Blog

When should I use Hadoop vs data warehouse?

When should I use Hadoop vs data warehouse?

If you have clean, consistent and high-quality data then you should go for Data Warehouse because Hadoop lacks data quality in some of its solutions. If you have Raw Unstructured Data, then you should go for Hadoop because Hadoop works well with unstructured/raw data but Data Warehouse works only with structured data.

Will Hadoop replace SQL?

Hadoop runs code across a cluster of computers and performs offline batch processing for huge data sets across the cluster of commodity servers. However, Hadoop is not a replacement for SQL rather their use depends on individual requirements.

Will big data replace data warehouse?

As evident from the important differences between big data and data warehouse, they are not the same and therefore not interchangeable. Therefore big data solution will not replace data warehouse.

READ ALSO:   How do you gain respect after losing it?

What is Hadoop and how does it work?

Every machine in a cluster both stores and processes data. Hadoop stores the data to disks using HDFS. The software offers seamless scalability options. You can start with as low as one machine and then expand to thousands, adding any type of enterprise or commodity hardware. The Hadoop ecosystem is highly fault-tolerant.

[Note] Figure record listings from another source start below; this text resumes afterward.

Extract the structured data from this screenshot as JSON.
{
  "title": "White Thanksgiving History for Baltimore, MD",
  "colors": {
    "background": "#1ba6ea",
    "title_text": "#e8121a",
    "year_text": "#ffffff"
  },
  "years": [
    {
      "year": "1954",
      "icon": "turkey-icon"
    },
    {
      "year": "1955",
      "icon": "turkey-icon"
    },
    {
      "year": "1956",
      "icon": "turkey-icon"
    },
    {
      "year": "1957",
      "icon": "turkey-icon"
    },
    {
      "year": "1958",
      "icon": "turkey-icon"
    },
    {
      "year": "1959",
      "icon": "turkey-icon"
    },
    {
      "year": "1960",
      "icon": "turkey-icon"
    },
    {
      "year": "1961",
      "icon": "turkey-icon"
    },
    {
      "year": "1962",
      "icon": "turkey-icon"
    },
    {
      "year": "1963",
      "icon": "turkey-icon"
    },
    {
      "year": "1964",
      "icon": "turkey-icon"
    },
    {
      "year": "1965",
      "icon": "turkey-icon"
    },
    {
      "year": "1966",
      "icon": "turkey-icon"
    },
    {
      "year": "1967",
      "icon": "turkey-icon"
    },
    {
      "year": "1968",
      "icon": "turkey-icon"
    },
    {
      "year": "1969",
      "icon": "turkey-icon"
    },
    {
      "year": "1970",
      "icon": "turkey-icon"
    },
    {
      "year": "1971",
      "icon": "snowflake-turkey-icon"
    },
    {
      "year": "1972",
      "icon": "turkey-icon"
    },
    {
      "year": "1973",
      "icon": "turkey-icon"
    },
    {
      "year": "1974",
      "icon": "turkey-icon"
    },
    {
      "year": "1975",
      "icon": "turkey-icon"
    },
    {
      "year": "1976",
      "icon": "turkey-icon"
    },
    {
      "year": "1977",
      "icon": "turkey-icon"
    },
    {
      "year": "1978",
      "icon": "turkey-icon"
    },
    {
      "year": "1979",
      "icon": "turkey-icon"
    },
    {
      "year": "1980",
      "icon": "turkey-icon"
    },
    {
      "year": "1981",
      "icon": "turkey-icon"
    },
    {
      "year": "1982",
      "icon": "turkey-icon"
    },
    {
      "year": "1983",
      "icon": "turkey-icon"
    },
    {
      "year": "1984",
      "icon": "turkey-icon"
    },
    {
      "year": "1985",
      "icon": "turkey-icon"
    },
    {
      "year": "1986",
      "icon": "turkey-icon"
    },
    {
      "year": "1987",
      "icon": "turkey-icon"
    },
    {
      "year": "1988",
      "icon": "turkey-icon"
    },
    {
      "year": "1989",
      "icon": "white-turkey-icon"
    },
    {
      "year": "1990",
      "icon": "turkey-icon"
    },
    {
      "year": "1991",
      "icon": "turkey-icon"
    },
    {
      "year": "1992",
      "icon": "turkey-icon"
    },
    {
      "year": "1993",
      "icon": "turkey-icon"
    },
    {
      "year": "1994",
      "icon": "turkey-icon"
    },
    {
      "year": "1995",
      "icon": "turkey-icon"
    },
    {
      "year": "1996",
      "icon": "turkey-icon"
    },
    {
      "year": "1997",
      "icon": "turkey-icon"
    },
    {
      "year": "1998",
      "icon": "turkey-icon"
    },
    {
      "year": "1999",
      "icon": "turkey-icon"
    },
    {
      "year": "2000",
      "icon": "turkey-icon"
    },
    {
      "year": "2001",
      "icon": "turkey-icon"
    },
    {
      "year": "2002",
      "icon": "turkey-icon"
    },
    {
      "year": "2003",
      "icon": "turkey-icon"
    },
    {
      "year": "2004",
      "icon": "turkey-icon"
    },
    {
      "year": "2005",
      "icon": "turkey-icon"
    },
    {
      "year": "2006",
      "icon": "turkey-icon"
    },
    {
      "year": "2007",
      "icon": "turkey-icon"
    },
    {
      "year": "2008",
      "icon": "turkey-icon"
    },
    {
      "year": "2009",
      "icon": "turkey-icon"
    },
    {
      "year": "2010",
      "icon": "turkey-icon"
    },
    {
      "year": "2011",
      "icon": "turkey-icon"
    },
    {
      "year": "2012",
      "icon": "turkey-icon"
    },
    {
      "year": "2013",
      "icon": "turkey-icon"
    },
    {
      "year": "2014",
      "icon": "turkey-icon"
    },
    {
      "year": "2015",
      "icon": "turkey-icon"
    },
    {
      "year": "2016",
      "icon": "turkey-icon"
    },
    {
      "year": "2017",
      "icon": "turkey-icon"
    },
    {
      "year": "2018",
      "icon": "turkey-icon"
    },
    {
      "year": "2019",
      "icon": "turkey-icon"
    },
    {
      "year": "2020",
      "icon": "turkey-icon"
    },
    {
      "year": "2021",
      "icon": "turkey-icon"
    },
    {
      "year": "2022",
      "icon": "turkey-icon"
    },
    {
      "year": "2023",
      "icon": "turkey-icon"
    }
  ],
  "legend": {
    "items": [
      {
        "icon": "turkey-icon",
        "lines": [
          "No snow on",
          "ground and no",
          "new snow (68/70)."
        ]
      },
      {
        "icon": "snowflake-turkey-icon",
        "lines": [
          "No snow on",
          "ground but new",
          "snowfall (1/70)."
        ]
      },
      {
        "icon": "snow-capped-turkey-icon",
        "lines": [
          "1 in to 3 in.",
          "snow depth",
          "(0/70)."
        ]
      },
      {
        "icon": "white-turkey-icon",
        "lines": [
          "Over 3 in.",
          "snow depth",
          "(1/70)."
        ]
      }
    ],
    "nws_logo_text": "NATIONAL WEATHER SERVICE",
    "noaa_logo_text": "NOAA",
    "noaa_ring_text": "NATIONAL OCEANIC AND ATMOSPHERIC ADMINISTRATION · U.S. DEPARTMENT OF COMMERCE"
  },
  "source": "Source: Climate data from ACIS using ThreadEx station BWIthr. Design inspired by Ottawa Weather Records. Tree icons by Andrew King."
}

Which open source big data processing framework should you use?

Two of the most popular big data processing frameworks in use today are open source – Apache Hadoop and Apache Spark. There is always a question about which framework to use, Hadoop, or Spark.

How many machines do you need for Hadoop?

You can start with as low as one machine and then expand to thousands, adding any type of enterprise or commodity hardware. The Hadoop ecosystem is highly fault-tolerant. Hadoop does not depend on hardware to achieve high availability. At its core, Hadoop is built to look for failures at the application layer.

READ ALSO:   What effects did the industrial revolution have on China?

What is HDFS file system in Hadoop?

HDFS – Hadoop Distributed File System. This is the file system that manages the storage of large sets of data across a Hadoop cluster. HDFS can handle both structured and unstructured data. The storage hardware can range from any consumer-grade HDDs to enterprise drives.